Changes to your body and brain are normal as you age. However, there are some things you can do to help slow any decline in memory and lower your risk of developing Alzheimer’s disease or other dementias. Here are five things I recommend to my patients in order of importance:
How to keep your brain healthy;
1. Eat a Mediterranean diet.
Your diet plays a large role in your brain health. I recommend my patients consider following a Mediterranean diet, which emphasizes plant-based foods, whole grains, fish and healthy fats, such as olive oil. It incorporates much less red meat and salt than a typical American diet.
Studies show people who closely follow a Mediterranean diet are less likely to have Alzheimer’s disease than people who don’t follow the diet. Further research is needed to determine which parts of the diet have the biggest impact on your brain function. However, we do know that omega fatty acids found in extra-virgin olive oil and other healthy fats are vital for your cells to function correctly, appears to decrease your risk of coronary artery disease, and increases mental focus and slow cognitive decline in older adults.
2. Exercise regularly.
The first thing I tell my patients is to keep exercising.
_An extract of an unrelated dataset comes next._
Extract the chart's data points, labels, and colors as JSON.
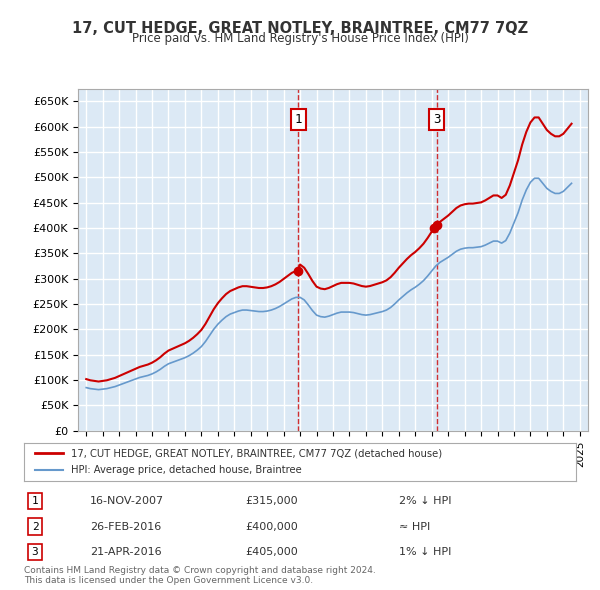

Exercise has many known benefits, and it appears that regular physical activity benefits the brain. Multiple research studies show that people who are physically active are less likely to experience a decline in their mental function and have a lower risk of developing Alzheimer’s disease.
We believe these benefits are a result of increased blood flow to your brain during exercise. It also tends to counter some of the natural reduction in brain connections that occur during aging, in effect reversing some of the problems.
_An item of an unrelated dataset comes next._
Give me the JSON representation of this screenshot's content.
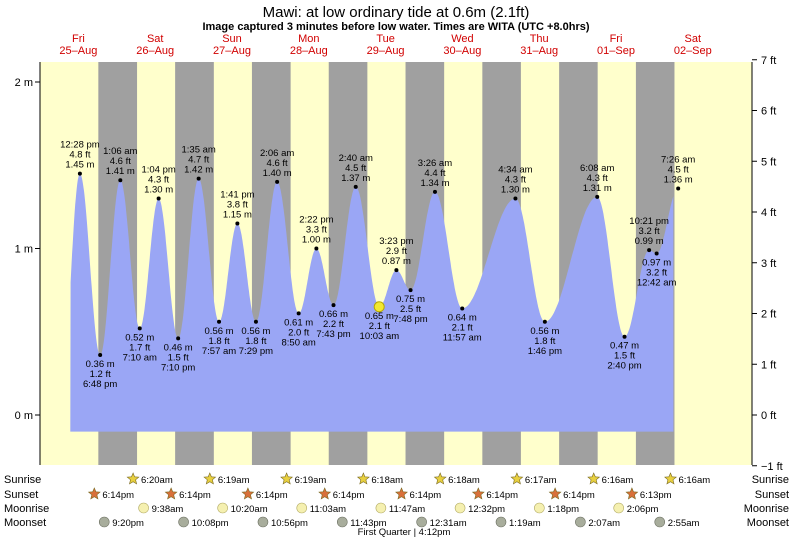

Aim to exercise several times per week for 30–60 minutes. You can walk, swim, play tennis or any other moderate aerobic activity that increases your heart rate.
3. Remain socially involved.
Social interaction helps ward off depression and stress, both of which can contribute to memory loss. Look for opportunities to connect with loved ones, friends and others, especially if you live alone. There is research that links solitary confinement to brain atrophy, so remaining socially active may have the opposite effect and strengthen the health of your brain.
4. Stay mentally active.
Your brain is similar to a muscle, you need to use it or you lose it. There are many things that you can do to keep your brain in shape, such as doing crossword puzzles or Sudoku, reading, playing cards or putting together a jigsaw puzzle. Consider it cross-training your brain. So incorporate different activities to increase the effectiveness.
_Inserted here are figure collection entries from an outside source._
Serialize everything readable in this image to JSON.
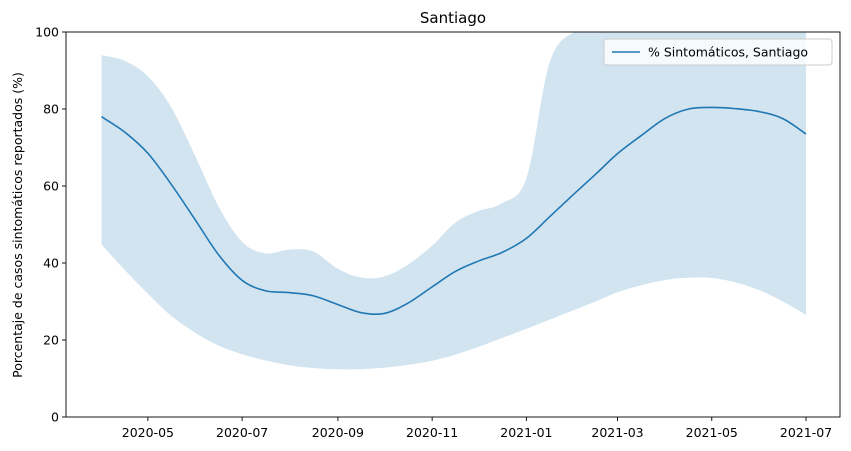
{
  "chart_data": {
    "type": "line",
    "title": "Santiago",
    "xlabel": "",
    "ylabel": "Porcentaje de casos sintomáticos reportados (%)",
    "ylim": [
      0,
      100
    ],
    "xlim": [
      "2020-03-09",
      "2021-07-23"
    ],
    "yticks": [
      0,
      20,
      40,
      60,
      80,
      100
    ],
    "xticks": [
      "2020-05-01",
      "2020-07-01",
      "2020-09-01",
      "2020-11-01",
      "2021-01-01",
      "2021-03-01",
      "2021-05-01",
      "2021-07-01"
    ],
    "xtick_labels": [
      "2020-05",
      "2020-07",
      "2020-09",
      "2020-11",
      "2021-01",
      "2021-03",
      "2021-05",
      "2021-07"
    ],
    "legend_position": "top-right",
    "grid": false,
    "series": [
      {
        "name": "% Sintomáticos, Santiago",
        "color": "#1f77b4",
        "band_color": "#1f77b4",
        "band_opacity": 0.2,
        "x": [
          "2020-04-01",
          "2020-04-16",
          "2020-05-01",
          "2020-05-16",
          "2020-06-01",
          "2020-06-16",
          "2020-07-01",
          "2020-07-16",
          "2020-08-01",
          "2020-08-16",
          "2020-09-01",
          "2020-09-16",
          "2020-10-01",
          "2020-10-16",
          "2020-11-01",
          "2020-11-16",
          "2020-12-01",
          "2020-12-16",
          "2021-01-01",
          "2021-01-16",
          "2021-02-01",
          "2021-02-16",
          "2021-03-01",
          "2021-03-16",
          "2021-04-01",
          "2021-04-16",
          "2021-05-01",
          "2021-05-16",
          "2021-06-01",
          "2021-06-16",
          "2021-07-01"
        ],
        "y": [
          78,
          74,
          68.5,
          60.5,
          51,
          42,
          35.5,
          32.8,
          32.3,
          31.5,
          29.2,
          27.1,
          26.9,
          29.5,
          33.8,
          37.8,
          40.5,
          42.7,
          46.4,
          52,
          58,
          63.5,
          68.4,
          73,
          77.6,
          80,
          80.4,
          80.1,
          79.3,
          77.5,
          73.5
        ],
        "lower": [
          44.8,
          38.2,
          32,
          26.3,
          21.8,
          18.5,
          16.3,
          14.7,
          13.4,
          12.7,
          12.4,
          12.4,
          12.8,
          13.5,
          14.6,
          16.2,
          18.2,
          20.5,
          22.9,
          25.3,
          27.8,
          30.2,
          32.4,
          34.2,
          35.6,
          36.2,
          36.1,
          35,
          32.9,
          30,
          26.5
        ],
        "upper": [
          94,
          92.5,
          88.5,
          80.5,
          67.5,
          54.5,
          45.5,
          42.5,
          43.5,
          43,
          38.5,
          36.2,
          36.5,
          39.5,
          44.5,
          50.5,
          53.5,
          55.5,
          62,
          92,
          100,
          100,
          100,
          100,
          100,
          100,
          100,
          100,
          100,
          100,
          100
        ]
      }
    ]
  }
}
I don’t recommend any of the paid brain-training programs available today. These programs often make promises that they can’t keep or focus on memorization skills that aren’t useful in everyday life. Your brain can get just as good of a workout through reading or challenging yourself with puzzles. Finally, don’t watch too much television, as that is a passive activity and does little to stimulate your brain.
5. Get plenty of sleep.
Sleep plays an important role in your brain health. There are some theories that sleep helps clear abnormal proteins in your brain and consolidates memories, which boosts your overall memory and brain health.
It is important that you try to get seven to eight consecutive hours of sleep per night, not fragmented sleep of two- or three-hour increments. Consecutive sleep gives your brain the time to consolidate and store your memories effectively. Sleep apnea is harmful to your brain’s health and may be the reason why you may struggle to get consecutive hours of sleep. Talk with your health care provider if you or a family member suspects you have sleep apnea.